While their first fight was a very close, highly disputed decision win for Edgar, this one was also another decision win for the champ. However, this time there was no disputing the decision. Edgar completely dominated a totally focused Penn right from the start, beating him to the punch, taking him down at will, which no one had ever done so much before at lightweight, and simply outclassed the former champion. Other than Georges St. Pierre @ welterweight (170lbs.), no one had ever defeated Penn so handily.
Edgar silenced the naysayers and solidified his standing as the true champion of the weight class. Up next for the champ, the only fighter to give him a blemish on his record thus far, Gray 'The Bully' Maynard. Maynard (10-0-1, 1 KO) "bullied" (no pun intended) his way to a #1 contender spot, by grinding out a workmanlike unanimous decision over previous two-time #1 contender Kenny 'Ken-Flo' Florian (13-5, 3 KO's 9 subs) who was fighting in his hometown of Boston.
In the co-main event, what was arguably the most predicted outcome of the entire card came to pass as UFC Hall of Famer Randy 'The Natural' Couture (19-10, 7 KO's 4 subs) faced Boxing legend and champion James 'Lights Out' Toney in what was Toney's first Mixed Martial Arts fight. While boxing skills are a significant part of MMA, being solely a boxer would prove no match against an experienced MMA fighter, especially one whose specialty is wrestling.
Couture didn't even take one punch as he shot in on Toney for a single leg takedown and got it within the first 30 seconds. The next two minutes was Toney experiencing his worst nightmare, which was an experienced grappler in mounted position on top of him, raining down punches and working for position. Eventually Couture set up an arm triangle choke, locked it in and Toney immediately waved to the referee to let him out.

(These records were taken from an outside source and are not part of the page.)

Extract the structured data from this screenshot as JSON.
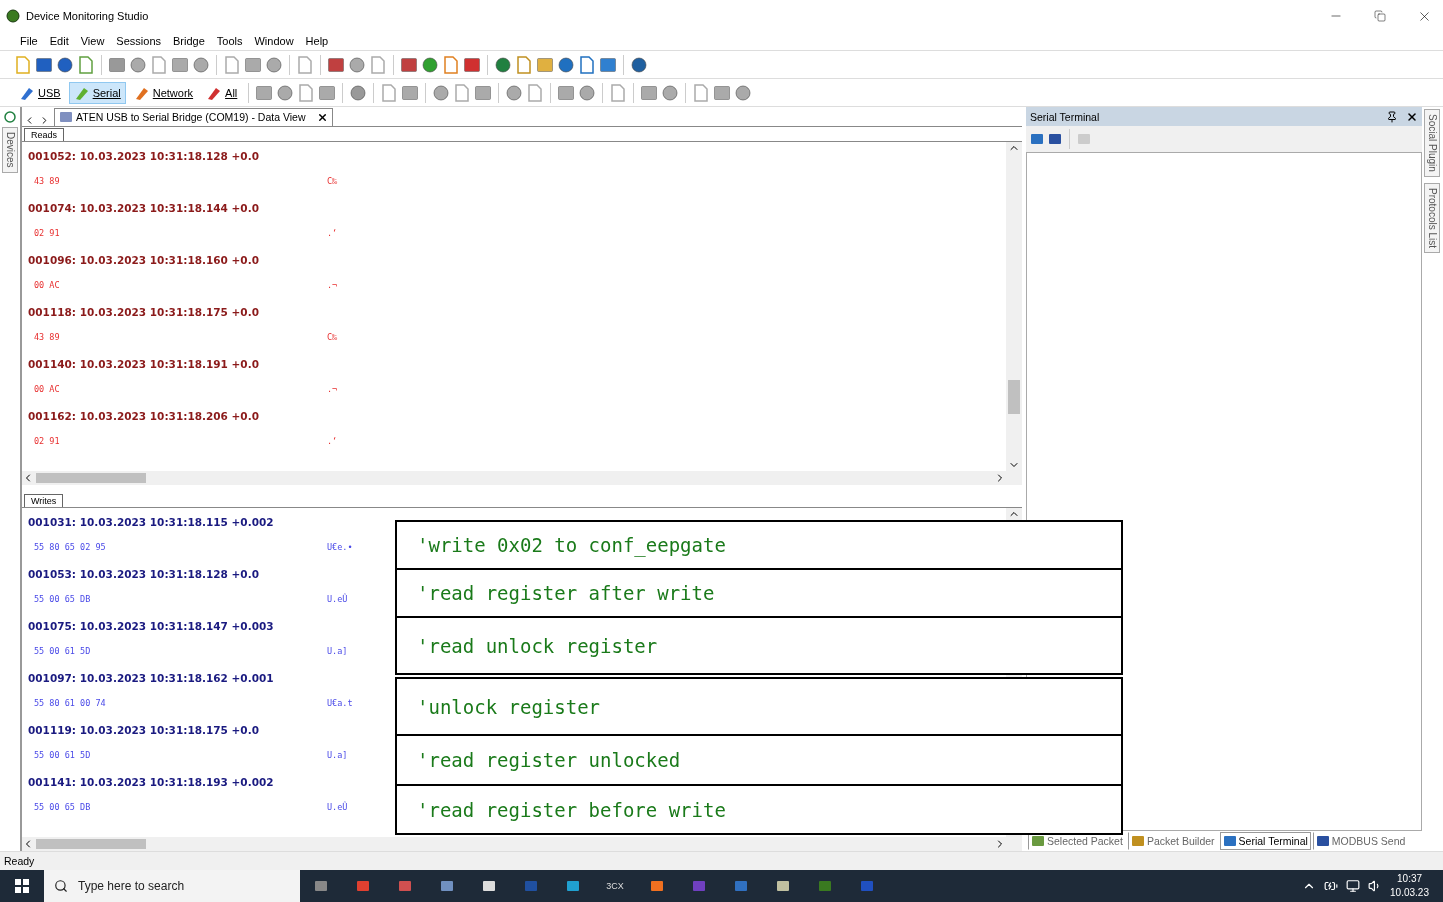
{
  "window": {
    "title": "Device Monitoring Studio"
  },
  "menu": [
    "File",
    "Edit",
    "View",
    "Sessions",
    "Bridge",
    "Tools",
    "Window",
    "Help"
  ],
  "device_filters": [
    {
      "label": "USB",
      "selected": false
    },
    {
      "label": "Serial",
      "selected": true
    },
    {
      "label": "Network",
      "selected": false
    },
    {
      "label": "All",
      "selected": false
    }
  ],
  "left_tabs": [
    "Devices"
  ],
  "document_tab": {
    "title": "ATEN USB to Serial Bridge (COM19) - Data View"
  },
  "reads": {
    "tab": "Reads",
    "packets": [
      {
        "header": "001052: 10.03.2023 10:31:18.128 +0.0",
        "hex": "43 89",
        "ascii": "C‰"
      },
      {
        "header": "001074: 10.03.2023 10:31:18.144 +0.0",
        "hex": "02 91",
        "ascii": ".‘"
      },
      {
        "header": "001096: 10.03.2023 10:31:18.160 +0.0",
        "hex": "00 AC",
        "ascii": ".¬"
      },
      {
        "header": "001118: 10.03.2023 10:31:18.175 +0.0",
        "hex": "43 89",
        "ascii": "C‰"
      },
      {
        "header": "001140: 10.03.2023 10:31:18.191 +0.0",
        "hex": "00 AC",
        "ascii": ".¬"
      },
      {
        "header": "001162: 10.03.2023 10:31:18.206 +0.0",
        "hex": "02 91",
        "ascii": ".‘"
      }
    ]
  },
  "writes": {
    "tab": "Writes",
    "packets": [
      {
        "header": "001031: 10.03.2023 10:31:18.115 +0.002",
        "hex": "55 80 65 02 95",
        "ascii": "U€e.•"
      },
      {
        "header": "001053: 10.03.2023 10:31:18.128 +0.0",
        "hex": "55 00 65 DB",
        "ascii": "U.eÛ"
      },
      {
        "header": "001075: 10.03.2023 10:31:18.147 +0.003",
        "hex": "55 00 61 5D",
        "ascii": "U.a]"
      },
      {
        "header": "001097: 10.03.2023 10:31:18.162 +0.001",
        "hex": "55 80 61 00 74",
        "ascii": "U€a.t"
      },
      {
        "header": "001119: 10.03.2023 10:31:18.175 +0.0",
        "hex": "55 00 61 5D",
        "ascii": "U.a]"
      },
      {
        "header": "001141: 10.03.2023 10:31:18.193 +0.002",
        "hex": "55 00 65 DB",
        "ascii": "U.eÛ"
      }
    ]
  },
  "side_panel": {
    "title": "Serial Terminal"
  },
  "right_tabs": [
    "Social Plugin",
    "Protocols List"
  ],
  "panel_tabs": [
    {
      "label": "Selected Packet",
      "selected": false
    },
    {
      "label": "Packet Builder",
      "selected": false
    },
    {
      "label": "Serial Terminal",
      "selected": true
    },
    {
      "label": "MODBUS Send",
      "selected": false
    }
  ],
  "status_bar": {
    "text": "Ready"
  },
  "comment_boxes": [
    {
      "lines": [
        "'write 0x02 to conf_eepgate",
        "'read register after write",
        "'read unlock register"
      ]
    },
    {
      "lines": [
        "'unlock register",
        "'read register unlocked",
        "'read register before write"
      ]
    }
  ],
  "taskbar": {
    "search": {
      "placeholder": "Type here to search"
    },
    "app_icon_text": "3CX",
    "time": "10:37",
    "date": "10.03.23"
  }
}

To Toney's credit, he weathered the storm a whole lot longer than I expected as I figured he would panic, hyperventilate and tap immediately once Couture got on top of him. He did not and while the outcome was inevitable, he fought back admirably as best as he could. While he did not say that would be his last MMA fight, Dana White said it would be his last in the UFC as he stated he would not experiment with boxers in the cage in the future, regardless of who it is. "I don't care if it's (Floyd) Mayweather or anybody else."
I have a feeling Dana will come to eat those words at some point. While I think he feels content that MMA came out on top and that he has nothing further to prove, he's still a promoter at heart. Thus, first, foremost and ultimately it's always going to be about money. Therefore, if an opportunity to make money with a boxer in the future should present itself, well 'nuff said!
That said, I hope Dana does stays true to his word and never lets another boxer in the cage. I love and respect both sports deeply; thus I don't feel there is any need for either to face each other. Yes, they are both combat sports, but they are two totally different entities. Therefore, this continuing question as to which sport or fighter is more dominant is irrelevant. It is apples and oranges and we should appreciate both for what they are and more importantly for what they bring. To us hardcore fans, that is joy.